Ambrogio Beccaria, born in 1991, has been going to sea since he was eight years old. The Milanese bourgeois family did not own a boat, nor was it traditionally a family of sailors: his father is a lawyer, his mother a photographer, an aunt a designer (Luisa Beccaria). In short, his lineage was not of sailors. But Ambrogio soon discovered that sailing did not necessarily have to be in your blood. Certainly, you needed that little something extra. He had the good fortune of coming across sailing relatively early on in life, in Sardinia, where he attended the Velamare summer school, among the waves of the Archipelago of La Maddalena: it is in those waters that he discovered his passion and began to build a route whose horizon was still probably unclear to him. It was also thanks to the instructors who accompanied him in his first steps, who had probably already noticed he had some unusual skills, or at least had plenty of promise. It was clear from the outset that the beginning deserves a little more in-depth investigation: as early on as secondary school – Ambrogio went to Severi, in Milan, the scientific secondary school – he had the opportunity to leave the city at the weekend to take part in regattas all around Italy. His first experiences were on racing hulls, as part of a team, which he believes is where "you learn a lot, but you are just one of many, a joint workforce. It is enjoyable, you get to sail, but I have personally never been interested in the worldliness of sailing; I am much more interested in racing." So things changed when he was still a student at the Severi and he got his parents to give him a Laser 4000, a practically destroyed boat just over four metres long, which he restored with the help of two classmates and which he became the helmsman on.

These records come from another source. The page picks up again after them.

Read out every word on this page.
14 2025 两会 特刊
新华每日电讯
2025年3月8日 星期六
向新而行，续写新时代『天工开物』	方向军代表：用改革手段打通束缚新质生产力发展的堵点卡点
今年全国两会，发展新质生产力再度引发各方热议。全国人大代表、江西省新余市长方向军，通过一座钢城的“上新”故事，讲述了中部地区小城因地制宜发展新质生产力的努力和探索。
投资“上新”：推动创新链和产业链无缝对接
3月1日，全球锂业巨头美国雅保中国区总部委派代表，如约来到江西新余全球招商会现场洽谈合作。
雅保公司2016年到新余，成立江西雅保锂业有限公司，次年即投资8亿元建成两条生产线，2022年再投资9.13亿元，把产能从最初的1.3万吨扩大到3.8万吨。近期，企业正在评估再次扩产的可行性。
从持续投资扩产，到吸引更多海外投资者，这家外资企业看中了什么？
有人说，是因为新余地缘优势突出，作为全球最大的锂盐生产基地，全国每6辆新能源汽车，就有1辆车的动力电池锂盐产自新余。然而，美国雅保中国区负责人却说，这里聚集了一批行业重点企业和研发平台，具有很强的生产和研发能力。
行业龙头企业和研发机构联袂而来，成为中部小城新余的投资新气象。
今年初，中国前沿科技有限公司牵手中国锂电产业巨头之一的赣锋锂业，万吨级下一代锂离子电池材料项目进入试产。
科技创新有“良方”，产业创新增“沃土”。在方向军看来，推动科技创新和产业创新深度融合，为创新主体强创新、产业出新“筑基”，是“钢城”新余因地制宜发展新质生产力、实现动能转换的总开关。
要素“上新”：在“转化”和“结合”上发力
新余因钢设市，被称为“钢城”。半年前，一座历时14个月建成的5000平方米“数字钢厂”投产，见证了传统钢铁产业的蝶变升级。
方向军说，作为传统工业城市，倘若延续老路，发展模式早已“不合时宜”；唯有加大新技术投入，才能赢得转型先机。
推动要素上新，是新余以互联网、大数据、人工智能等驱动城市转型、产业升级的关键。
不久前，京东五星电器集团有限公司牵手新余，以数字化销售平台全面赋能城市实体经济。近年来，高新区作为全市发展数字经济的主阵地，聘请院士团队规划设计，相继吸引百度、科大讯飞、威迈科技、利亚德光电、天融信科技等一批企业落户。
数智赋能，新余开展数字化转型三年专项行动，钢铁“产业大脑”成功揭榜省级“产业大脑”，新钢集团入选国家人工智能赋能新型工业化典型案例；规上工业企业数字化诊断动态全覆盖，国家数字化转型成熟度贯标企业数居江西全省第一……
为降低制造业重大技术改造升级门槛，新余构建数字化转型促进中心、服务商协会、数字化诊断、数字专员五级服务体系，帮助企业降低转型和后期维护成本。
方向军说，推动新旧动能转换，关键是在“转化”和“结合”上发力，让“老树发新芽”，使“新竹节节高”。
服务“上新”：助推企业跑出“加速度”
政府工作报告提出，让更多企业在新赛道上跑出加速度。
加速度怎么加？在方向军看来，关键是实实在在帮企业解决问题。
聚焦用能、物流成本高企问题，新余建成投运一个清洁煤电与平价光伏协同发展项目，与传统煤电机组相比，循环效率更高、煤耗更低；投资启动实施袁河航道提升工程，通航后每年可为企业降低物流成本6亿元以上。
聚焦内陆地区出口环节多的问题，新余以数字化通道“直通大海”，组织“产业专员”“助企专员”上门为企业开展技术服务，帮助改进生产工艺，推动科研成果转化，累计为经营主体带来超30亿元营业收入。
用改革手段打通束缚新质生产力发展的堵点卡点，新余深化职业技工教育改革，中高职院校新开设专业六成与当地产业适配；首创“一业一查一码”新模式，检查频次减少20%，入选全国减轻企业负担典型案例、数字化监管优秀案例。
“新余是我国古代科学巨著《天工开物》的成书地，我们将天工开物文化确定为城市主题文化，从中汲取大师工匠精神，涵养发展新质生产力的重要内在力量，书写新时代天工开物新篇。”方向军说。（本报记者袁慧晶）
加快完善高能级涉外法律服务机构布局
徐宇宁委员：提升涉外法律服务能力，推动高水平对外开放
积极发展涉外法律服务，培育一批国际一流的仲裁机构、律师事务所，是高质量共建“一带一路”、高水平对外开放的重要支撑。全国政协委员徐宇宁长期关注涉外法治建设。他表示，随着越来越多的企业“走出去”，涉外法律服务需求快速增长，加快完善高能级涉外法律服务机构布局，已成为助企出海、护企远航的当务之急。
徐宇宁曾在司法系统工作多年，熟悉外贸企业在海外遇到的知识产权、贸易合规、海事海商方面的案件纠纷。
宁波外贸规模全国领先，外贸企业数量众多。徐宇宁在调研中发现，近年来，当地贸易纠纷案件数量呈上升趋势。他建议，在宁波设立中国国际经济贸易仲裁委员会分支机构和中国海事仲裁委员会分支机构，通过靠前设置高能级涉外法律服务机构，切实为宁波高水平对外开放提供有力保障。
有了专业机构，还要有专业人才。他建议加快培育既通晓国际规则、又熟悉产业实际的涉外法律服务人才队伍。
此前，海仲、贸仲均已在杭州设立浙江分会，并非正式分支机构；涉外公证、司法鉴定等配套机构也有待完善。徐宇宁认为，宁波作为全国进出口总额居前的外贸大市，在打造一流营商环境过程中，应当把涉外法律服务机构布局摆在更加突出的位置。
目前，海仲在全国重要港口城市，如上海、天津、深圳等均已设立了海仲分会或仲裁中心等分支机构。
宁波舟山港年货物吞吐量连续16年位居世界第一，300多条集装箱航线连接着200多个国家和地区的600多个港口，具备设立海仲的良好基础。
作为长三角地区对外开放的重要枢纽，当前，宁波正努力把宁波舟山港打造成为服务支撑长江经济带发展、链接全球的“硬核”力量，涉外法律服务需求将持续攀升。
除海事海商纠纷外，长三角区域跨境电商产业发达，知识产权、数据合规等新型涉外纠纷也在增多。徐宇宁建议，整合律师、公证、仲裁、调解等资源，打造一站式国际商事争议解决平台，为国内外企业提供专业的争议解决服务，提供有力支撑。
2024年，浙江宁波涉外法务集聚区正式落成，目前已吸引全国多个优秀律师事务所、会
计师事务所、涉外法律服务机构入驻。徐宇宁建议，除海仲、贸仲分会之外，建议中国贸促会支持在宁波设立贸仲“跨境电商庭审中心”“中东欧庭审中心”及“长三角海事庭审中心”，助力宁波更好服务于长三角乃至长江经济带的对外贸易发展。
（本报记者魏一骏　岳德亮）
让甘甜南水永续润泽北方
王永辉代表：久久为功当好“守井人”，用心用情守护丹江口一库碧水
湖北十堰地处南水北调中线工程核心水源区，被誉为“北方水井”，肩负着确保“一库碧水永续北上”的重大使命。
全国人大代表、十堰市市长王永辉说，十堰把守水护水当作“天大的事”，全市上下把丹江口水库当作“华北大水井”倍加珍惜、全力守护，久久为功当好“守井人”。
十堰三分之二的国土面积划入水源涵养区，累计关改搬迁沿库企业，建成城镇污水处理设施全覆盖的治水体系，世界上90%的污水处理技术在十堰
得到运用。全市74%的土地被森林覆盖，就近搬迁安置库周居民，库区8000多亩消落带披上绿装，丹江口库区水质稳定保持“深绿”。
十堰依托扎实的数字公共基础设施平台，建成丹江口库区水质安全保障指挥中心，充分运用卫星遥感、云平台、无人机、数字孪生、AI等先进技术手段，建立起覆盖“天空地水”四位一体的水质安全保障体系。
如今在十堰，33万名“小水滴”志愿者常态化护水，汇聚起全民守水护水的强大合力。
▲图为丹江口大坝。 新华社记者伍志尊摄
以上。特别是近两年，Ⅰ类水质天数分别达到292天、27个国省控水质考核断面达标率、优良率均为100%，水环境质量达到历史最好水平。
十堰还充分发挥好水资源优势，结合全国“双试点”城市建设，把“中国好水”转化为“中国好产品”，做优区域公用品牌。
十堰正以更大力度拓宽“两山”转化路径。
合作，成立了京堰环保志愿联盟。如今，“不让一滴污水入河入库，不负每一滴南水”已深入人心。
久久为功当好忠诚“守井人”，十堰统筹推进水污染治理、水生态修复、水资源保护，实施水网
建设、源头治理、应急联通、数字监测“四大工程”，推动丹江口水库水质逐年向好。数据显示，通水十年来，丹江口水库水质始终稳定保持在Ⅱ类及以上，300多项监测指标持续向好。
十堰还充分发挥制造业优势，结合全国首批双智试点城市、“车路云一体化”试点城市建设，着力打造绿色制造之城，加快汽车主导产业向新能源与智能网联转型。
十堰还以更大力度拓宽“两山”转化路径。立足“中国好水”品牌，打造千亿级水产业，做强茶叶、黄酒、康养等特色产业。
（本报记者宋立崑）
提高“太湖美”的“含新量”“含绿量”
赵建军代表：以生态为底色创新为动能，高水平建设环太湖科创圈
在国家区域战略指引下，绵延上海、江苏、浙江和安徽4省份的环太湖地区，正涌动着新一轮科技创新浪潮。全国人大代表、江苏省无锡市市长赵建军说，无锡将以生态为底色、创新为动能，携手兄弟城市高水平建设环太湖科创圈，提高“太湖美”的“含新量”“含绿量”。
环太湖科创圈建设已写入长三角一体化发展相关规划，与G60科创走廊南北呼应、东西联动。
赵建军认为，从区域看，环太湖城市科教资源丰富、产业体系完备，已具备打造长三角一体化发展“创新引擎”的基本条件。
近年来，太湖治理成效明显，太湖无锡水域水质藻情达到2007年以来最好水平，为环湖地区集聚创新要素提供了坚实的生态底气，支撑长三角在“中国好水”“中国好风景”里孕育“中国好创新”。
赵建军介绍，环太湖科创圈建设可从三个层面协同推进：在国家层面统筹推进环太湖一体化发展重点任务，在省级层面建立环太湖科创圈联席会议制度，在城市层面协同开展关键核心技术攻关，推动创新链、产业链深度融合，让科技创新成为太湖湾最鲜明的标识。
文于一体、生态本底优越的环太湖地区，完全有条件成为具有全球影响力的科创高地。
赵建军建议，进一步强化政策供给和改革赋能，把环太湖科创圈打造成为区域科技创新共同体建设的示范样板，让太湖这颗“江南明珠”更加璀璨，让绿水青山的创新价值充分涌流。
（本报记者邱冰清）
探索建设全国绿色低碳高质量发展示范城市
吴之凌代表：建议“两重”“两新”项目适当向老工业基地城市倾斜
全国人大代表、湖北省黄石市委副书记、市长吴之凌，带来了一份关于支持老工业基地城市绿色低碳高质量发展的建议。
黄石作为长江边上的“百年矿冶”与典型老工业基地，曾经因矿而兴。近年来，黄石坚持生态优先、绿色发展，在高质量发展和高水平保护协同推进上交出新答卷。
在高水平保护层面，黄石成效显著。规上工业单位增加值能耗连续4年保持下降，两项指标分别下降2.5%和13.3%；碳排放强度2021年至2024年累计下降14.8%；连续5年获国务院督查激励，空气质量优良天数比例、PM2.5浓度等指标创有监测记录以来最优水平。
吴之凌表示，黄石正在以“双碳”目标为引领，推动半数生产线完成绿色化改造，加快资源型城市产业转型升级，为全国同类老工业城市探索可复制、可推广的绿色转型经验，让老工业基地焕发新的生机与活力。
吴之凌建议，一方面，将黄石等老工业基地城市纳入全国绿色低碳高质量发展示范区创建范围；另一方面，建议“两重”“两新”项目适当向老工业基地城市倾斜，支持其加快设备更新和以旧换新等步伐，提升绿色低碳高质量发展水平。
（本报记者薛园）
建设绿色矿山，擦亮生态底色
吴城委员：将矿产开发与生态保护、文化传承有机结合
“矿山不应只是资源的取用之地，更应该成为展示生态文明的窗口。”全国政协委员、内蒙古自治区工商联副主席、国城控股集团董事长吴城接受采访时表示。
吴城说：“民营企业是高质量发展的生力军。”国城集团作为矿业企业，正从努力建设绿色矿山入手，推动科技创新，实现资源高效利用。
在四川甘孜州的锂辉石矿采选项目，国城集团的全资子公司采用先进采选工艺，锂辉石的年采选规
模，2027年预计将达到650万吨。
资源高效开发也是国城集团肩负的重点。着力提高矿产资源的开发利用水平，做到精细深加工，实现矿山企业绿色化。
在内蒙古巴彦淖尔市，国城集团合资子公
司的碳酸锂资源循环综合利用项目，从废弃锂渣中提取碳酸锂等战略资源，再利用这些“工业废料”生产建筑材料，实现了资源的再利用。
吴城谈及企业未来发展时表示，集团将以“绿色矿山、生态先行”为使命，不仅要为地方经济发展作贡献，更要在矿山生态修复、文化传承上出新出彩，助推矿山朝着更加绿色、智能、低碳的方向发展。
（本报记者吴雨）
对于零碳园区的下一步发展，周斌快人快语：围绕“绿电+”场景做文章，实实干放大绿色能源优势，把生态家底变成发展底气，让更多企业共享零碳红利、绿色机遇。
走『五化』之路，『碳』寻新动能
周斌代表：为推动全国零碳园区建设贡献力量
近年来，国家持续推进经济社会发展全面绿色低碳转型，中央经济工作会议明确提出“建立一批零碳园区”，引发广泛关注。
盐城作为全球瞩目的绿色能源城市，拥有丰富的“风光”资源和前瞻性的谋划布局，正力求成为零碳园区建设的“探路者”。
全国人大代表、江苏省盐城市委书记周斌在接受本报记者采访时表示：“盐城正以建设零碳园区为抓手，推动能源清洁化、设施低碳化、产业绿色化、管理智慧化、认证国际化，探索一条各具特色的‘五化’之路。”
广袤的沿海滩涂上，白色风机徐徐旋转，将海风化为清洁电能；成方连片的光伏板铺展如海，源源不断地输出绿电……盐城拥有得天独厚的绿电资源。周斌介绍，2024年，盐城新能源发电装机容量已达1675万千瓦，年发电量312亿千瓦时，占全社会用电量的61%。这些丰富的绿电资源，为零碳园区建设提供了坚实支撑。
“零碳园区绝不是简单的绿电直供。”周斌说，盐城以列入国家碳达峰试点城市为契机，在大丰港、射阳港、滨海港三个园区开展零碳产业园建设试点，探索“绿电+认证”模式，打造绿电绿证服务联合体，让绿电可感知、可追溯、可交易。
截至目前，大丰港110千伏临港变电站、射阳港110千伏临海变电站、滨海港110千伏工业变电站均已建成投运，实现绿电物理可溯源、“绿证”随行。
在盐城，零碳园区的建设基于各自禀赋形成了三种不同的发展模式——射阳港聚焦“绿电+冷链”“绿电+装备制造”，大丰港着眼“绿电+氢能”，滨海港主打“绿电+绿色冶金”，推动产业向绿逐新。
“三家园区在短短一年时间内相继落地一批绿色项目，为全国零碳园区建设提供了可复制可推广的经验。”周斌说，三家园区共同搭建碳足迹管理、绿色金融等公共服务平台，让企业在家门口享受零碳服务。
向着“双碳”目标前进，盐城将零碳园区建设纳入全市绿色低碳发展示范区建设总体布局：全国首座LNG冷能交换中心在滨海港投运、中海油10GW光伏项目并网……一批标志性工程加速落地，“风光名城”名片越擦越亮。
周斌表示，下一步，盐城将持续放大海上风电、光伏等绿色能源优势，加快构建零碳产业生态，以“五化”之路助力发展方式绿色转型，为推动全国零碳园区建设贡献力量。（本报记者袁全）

His first regattas and first satisfactions came on Lake Como, an almost obligatory training ground for Milanese sailing amateurs. The rewarding results came rather early, and it was soon obvious that Ambrogio had something special: he won an Italian Championship and a bronze medal at the European regatta on Lake Garda. But the desire to try his hand at other experiences led him to change course: Cupid's arrow had struck the world of high seas, in other words long regattas, also inspired by the exploits of Giovanni Soldini, Milanese just like him, whom Ambrogio considered to be one of his childhood heroes (of whom he later became a colleague and friend: Ambrogio himself stated that Soldini was of great help from a psychological, theoretical and practical perspective, and when he bought the boat in 2019 he opened up his shipyard to him and supported him). In 2013 he climbed aboard a Mini 6.50 for the first time: he went to Portugal to buy the mini Kalonig, a Pogo2 model with which the French sailor Ian Lipinski had capsized in the Atlantic during the 2012 Mini-Transat – probably not the best omen. He took the boat to La Spezia, where he was living at the time, studying engineering, and in five months of work he completed the restructuring of the damaged boat, renaming it the "Alla Grande Ambeco".

Here, too, the results came as a natural consequence of his talent and hard work. After winning some regattas in the Italian Mini 6.50 Championship, he went to compete with French competitions and sailors. In 2016 he won a stage of the Mini 6.50 Les Sables-Les Acores-Les Sables (the second most important regatta in its category after the MiniTransat), which he completed in second place overall. After finishing second (then sixth due to a penalty) at the Pornichet Select, Ambrogio won his first Atlantic regatta, the Mini en Mai. He then also came first in the M.A.P., MiniFastnet, SAS (Les Sables-Les Acores-Les Sables) and finally at the Duo Concarneau. Then came the record 2017/18, a winning 2019 and the results that have made Ambrogio Beccaria the world sailor he is today. A sailor who has always won throughout life like a predestined winner, despite the fact that his origin might make you think otherwise.